28 Jan 2020
Written by Dennis McCann
Bayfield County’s newest recreation area could have turned into something very different.
When developer Bob Davidson approached the Town of Bayfield planning commission in spring of 2017 he laid out his vision for the 104-acre property he owned high atop Fire Tower Road in Bayfield’s orchard district. He was attracted to the property for its steep topography, stunning views, and beautiful forests especially in the fall. Davidson, who had previously developed the low-density, low-impact Brickyard Creek community, proposed a similar conservation sub-division for the property, one of the highest points in the county.
But the plan commission, along with some neighboring property owners, didn’t support a development on the site, desiring instead to keep the property in its natural wooded state. Davidson wasn’t pleased by the rejection, but as the meeting ended he was approached by plan commission member Demaris Brinton with a question. Would he consider working with Landmark Conservancy to instead find a way to convert the property to a place for public recreation?
As it turned out, he would. It took more than two years working with Landmark’s staff to iron out the details, obtain funding and complete the paperwork but in December the property was acquired by Bayfield County for use by hikers, skiers, birders and other outdoor enthusiasts. Funding for the $171,840 purchase came from the Wisconsin Knowles-Nelson Stewardship Program and Wisconsin Coastal Management Program.
“There are a lot of components, a lot of parts that went into it,” he said. “It wasn’t just me, but I did own the land.”
Brinton praised Davidson for being open to considering a public recreation area over a conservation sub-division.
“At the end of the meeting it was just sad. Bob was so disappointed; he was so sad because he wanted to do something meaningful with the land. (A sub-division) just wasn’t a good idea for that land. I just said to him, why don’t you talk to Landmark Conservancy. It’s a beautiful property and I know you want to do something good. This could both meet your goal of doing something meaningful and getting some return on your investment.”
Tom Gordon, chairman of the Town of Bayfield, and other Town Board members were supportive of the project as the region has been emphasizing outdoor recreation in its tourism efforts for some time and needs to make sure there are ample opportunities for it. “The Board does not oppose all development but just felt the property was better suited for public use, especially in the middle of apple country,” he said.
As he thought more about it, Davidson agreed.
“Kind of in the twilight of my life I thought it would be the right thing,” said Davidson, who is 86. “It’s such a beautiful piece of land. In the end, I’m really pleased with the whole thing.”

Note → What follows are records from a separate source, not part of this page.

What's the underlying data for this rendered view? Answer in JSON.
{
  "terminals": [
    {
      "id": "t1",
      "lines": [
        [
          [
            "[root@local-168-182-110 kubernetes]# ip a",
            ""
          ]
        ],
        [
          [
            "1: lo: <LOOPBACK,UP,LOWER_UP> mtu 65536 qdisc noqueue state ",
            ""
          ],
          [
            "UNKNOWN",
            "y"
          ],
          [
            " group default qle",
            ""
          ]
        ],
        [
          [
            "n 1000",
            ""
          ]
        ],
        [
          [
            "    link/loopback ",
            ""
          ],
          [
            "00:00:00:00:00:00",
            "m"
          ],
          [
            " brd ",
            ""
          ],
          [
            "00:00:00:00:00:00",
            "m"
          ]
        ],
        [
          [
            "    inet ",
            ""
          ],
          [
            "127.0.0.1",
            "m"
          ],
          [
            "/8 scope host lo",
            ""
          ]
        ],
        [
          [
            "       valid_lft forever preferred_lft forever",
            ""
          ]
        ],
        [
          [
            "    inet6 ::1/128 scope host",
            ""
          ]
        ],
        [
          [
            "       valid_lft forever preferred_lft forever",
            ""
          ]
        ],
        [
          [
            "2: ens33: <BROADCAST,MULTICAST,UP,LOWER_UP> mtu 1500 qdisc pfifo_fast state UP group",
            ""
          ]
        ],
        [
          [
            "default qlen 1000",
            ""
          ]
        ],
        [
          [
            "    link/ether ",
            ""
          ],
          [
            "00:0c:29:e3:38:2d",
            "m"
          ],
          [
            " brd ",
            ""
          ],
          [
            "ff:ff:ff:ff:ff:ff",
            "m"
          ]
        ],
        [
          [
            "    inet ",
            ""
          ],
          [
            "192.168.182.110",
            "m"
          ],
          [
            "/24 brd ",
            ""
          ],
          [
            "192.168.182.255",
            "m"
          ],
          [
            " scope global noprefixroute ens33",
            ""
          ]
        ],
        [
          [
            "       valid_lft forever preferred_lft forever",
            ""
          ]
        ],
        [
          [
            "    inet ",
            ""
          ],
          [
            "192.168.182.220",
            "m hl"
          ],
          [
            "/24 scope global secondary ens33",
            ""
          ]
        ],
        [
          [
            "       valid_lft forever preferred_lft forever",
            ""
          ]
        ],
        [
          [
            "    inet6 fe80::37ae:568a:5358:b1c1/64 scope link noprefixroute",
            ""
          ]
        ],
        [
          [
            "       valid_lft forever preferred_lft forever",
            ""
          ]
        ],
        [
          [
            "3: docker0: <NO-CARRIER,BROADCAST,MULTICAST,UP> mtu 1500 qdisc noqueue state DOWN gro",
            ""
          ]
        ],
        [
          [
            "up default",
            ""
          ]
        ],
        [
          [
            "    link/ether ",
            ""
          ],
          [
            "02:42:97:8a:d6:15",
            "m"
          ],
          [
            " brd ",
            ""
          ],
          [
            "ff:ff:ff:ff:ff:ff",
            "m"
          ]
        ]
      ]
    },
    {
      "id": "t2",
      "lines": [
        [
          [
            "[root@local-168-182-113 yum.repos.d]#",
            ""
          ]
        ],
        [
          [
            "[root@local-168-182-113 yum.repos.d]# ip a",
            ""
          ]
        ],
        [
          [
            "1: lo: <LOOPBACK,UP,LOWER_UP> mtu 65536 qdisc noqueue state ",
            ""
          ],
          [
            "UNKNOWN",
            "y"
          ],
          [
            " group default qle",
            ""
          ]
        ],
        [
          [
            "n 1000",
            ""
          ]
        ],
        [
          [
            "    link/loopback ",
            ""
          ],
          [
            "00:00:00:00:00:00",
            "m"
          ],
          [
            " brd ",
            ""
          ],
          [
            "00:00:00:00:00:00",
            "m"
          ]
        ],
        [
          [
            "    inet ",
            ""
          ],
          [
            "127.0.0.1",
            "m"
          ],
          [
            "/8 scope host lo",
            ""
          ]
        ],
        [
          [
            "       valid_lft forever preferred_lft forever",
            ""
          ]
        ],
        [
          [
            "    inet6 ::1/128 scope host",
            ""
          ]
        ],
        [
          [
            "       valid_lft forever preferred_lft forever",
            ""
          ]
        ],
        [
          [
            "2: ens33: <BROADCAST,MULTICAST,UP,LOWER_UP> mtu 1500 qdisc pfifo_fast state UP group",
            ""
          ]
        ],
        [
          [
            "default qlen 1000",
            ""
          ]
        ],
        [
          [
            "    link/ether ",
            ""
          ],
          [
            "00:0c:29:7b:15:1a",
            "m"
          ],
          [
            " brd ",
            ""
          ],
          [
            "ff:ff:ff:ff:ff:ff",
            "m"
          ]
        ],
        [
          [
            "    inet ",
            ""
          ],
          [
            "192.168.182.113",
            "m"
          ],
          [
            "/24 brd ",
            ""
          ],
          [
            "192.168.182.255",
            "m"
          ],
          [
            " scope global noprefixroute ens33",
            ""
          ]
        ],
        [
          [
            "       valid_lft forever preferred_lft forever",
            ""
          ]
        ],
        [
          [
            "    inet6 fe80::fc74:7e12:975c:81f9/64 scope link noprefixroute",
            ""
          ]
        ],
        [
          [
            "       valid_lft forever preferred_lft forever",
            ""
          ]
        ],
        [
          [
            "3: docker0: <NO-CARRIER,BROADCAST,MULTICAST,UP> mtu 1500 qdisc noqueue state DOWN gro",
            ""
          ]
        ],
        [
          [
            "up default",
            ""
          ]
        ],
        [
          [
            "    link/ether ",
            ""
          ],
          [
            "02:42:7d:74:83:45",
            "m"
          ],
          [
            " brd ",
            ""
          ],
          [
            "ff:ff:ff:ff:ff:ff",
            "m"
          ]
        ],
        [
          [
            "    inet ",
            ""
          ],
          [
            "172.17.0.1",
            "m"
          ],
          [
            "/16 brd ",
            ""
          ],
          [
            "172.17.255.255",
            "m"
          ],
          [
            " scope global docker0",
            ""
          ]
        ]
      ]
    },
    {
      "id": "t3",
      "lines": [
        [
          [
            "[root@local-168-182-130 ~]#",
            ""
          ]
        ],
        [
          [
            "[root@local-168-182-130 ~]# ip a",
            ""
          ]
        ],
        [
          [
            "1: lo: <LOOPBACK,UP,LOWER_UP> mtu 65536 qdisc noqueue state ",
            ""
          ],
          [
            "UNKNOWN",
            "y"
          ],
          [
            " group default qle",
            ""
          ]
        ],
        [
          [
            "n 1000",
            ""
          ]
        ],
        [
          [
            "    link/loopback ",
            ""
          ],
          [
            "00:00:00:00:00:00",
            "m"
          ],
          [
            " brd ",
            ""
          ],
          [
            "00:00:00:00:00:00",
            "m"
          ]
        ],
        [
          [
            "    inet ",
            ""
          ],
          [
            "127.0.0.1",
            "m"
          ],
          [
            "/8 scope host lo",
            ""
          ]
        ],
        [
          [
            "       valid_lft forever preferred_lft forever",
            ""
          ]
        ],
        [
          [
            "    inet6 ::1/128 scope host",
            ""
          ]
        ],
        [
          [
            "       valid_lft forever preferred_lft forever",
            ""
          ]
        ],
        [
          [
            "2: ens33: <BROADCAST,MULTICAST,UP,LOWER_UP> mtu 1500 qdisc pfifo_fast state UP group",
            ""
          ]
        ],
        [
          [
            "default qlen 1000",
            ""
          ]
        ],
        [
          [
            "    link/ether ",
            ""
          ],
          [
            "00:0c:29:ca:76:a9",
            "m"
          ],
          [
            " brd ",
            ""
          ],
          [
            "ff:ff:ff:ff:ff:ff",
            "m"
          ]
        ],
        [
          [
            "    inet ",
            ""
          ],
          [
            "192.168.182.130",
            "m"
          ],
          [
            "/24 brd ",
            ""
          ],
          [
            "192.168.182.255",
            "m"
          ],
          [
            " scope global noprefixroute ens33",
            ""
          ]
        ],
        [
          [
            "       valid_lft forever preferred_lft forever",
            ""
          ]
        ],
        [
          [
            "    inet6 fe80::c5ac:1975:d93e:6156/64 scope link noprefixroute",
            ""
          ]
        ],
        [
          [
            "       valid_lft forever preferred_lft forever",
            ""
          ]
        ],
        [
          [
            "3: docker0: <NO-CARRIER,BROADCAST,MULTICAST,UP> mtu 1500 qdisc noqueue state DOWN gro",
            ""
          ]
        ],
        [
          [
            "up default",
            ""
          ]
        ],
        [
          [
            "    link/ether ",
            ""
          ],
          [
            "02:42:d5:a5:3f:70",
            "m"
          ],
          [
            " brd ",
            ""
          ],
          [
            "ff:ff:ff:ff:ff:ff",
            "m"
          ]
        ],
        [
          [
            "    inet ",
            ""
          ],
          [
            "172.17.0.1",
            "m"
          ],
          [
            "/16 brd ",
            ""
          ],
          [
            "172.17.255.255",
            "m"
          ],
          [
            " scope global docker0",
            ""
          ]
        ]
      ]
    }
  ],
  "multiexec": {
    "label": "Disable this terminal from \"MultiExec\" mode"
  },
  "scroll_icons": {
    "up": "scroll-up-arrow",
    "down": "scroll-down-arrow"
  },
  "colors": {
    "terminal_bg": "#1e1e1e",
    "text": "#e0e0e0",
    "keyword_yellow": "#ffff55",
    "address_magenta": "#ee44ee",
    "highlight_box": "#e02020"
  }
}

Erika Lang, Landmark Conservancy’s Conservation Manager in its Bayfield office, was encouraged by Bob’s actions. “Land protection is only achieved by working together as a community. Conservation of this land provides important protection for wildlife as well as the water quality of the Pikes Creek watershed and downstream Lake Superior. Keeping the property in its forested condition will provide multiple benefits including flood mitigation and increased resiliency of the landscape to changes in climate. Recreation is an important driver for this region, and Landmark is also excited about helping to improve visitors’ recreational experiences on the Bayfield Peninsula.”
Jason Bodine, Administrator of Bayfield County’s Forestry and Parks Department, said no firm plans have been made for the site but it is likely that trails for hiking, skiing and other non-motorized uses will be developed, along with a small parking area. The name of the site is yet to be determined, he said, though it may be along the lines of Fire Hill Forest Preserve. Yurts available for rent by campers have proven popular in other county parks and might be added at the Fire Tower property as well.
“There’s a lot of recreational potential,” he said. “The potential is almost endless. With that terrain and that contiguous block of forest…it’s a beautiful property. It’s really rugged, there’s not a whole lot of flat areas on that property.”
Bodine credited the collaborative efforts of the Town of Bayfield, Landmark Conservancy and others for helping advance the project but especially singled out Davidson for embracing the idea when his own initial plan was rejected.
“It takes people like Bob to have the vision and willingness to see this through, and the persistence of Landmark Conservancy,” he said.
Does Davidson think the final product is something of a legacy?
“Yes, I do,” he said. “I do. It just makes me feel very good that I was at this age financially able to pull this off. But that’s not the important thing. The important thing is that it’s preserved.”